Monokültüre gidiyoruz

Panele Metro Toptancı Market’ten konuşmacı olarak katılan Ayşin Işıkgece ise perakendeci gözüyle gözlemlerini ve yaptıkları çalışmaları aktardı; “Konuyu dört yıl önce hocamız Yavuz Tekelioğlu’ndan öğrendik, herkes tarafından bilinmesi gerektiğini düşündük. Bu çalışmaya başlamadan önce masamıza gelen her sarımsak Taşköprü sarımsağı, her sucuk Afyon sucuğu, her portakal Finike portakalı idi. Yani çok fazla haksız rekabet söz konusuydu. Bu ürünlerin diğerlerinden ayrışması gerekiyordu. Metro olarak bu toprakların değerini, bu lezzet çeşitliliğini gelecek nesillere aktarabilmek için çabaladık.

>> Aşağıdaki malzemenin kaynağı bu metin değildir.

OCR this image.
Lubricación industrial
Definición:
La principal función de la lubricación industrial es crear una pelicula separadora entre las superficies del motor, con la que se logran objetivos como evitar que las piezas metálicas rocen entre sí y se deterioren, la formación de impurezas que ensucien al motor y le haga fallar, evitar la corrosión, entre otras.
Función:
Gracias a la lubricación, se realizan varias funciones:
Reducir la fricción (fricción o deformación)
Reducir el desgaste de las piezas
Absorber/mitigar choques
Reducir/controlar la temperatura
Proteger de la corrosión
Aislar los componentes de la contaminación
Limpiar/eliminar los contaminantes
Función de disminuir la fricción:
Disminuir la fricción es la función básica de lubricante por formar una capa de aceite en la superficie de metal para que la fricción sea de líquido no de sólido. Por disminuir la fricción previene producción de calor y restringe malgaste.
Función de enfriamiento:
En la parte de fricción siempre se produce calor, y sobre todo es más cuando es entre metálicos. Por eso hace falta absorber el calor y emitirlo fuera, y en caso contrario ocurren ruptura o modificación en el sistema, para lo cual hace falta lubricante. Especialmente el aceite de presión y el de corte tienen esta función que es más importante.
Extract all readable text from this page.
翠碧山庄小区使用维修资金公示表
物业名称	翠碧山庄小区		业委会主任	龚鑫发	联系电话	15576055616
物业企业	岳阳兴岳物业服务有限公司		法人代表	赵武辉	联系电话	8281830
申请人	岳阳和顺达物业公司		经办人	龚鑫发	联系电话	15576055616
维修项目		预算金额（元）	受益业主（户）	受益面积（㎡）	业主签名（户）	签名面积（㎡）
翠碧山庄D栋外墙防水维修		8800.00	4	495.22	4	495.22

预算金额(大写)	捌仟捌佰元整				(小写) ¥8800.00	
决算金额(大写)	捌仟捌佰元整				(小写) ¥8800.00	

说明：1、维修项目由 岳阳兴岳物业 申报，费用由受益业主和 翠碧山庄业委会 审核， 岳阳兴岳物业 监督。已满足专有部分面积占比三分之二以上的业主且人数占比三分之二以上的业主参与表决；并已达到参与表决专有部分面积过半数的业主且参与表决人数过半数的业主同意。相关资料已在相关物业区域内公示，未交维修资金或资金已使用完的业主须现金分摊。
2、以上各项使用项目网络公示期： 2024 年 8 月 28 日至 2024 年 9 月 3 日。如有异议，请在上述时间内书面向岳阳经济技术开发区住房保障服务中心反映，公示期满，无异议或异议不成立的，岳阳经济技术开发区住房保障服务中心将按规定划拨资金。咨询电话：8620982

Coğrafi işaretler anlamda şanslı bir ülkeyiz ama ürünler tehdit altında. Bizim esas müşterilerimiz şeflerimiz. Maliyeti düşürmek isteyen, yemeğinde lezzet ve farklılık arayan şeflerimizle bu özel ürünler arasında köprü görevi üstlendik. Bu tatları gelecek kuşaklara aktaramazsak, mono kültüre ve tek düze damak tadına gidiyoruz. Bu en büyük tehlike!”

Taşköprü sarmısağının hikayesi

Işıkgece, ‘sarmısak’ çalışmaları üzerinden sistemi de anlattı; ‘Taşköprü’nün toprağındaki mineralleriyle tadı farklılaşan bir sarmısağı var. 10 yıl önce 50 bin ton üretiliyorken, bugün 12.500 ton üretiliyor, yerine Çin sarımsağı ekmişler. Belediye ve valilikle kol kola girip üreticileri coğrafi işaretler hakkında bilgilendirdik. ‘Orijinal tohumdan üretilen her sarmısağı alıp Türkiye’de ve dünyada satacağız’ dedik. Üreticilerin 200’üyle Global Gap sertifikası çalışması yaptık. Reis Gıda’yla sarmısağın soyulmuşunu, tozunu, donuğunu, püresini yaparak katma değer yarattık. Düzgün üretimle verim arttı. Sonuçta yerel üreticiler, gelecek kuşaklar, profesyonel müşteriler, emekçiler, çevre ve dünya kazandı.”

Panelin kapanışında Ahmet Örs İtalya’dan Slow Food liderliğinde Türkiye ve Balkanlar’daki STK’lar ile ortaklaşa yürütülen ve kaybolan lezzetleri korumayı esas alan ESSEDRA projesinin Türkiye ayağını yürüten Mutfak Dostları Derneği’nin başarısı sayesinde projenin iki yıl daha uzatıldığı müjdesini de verdi.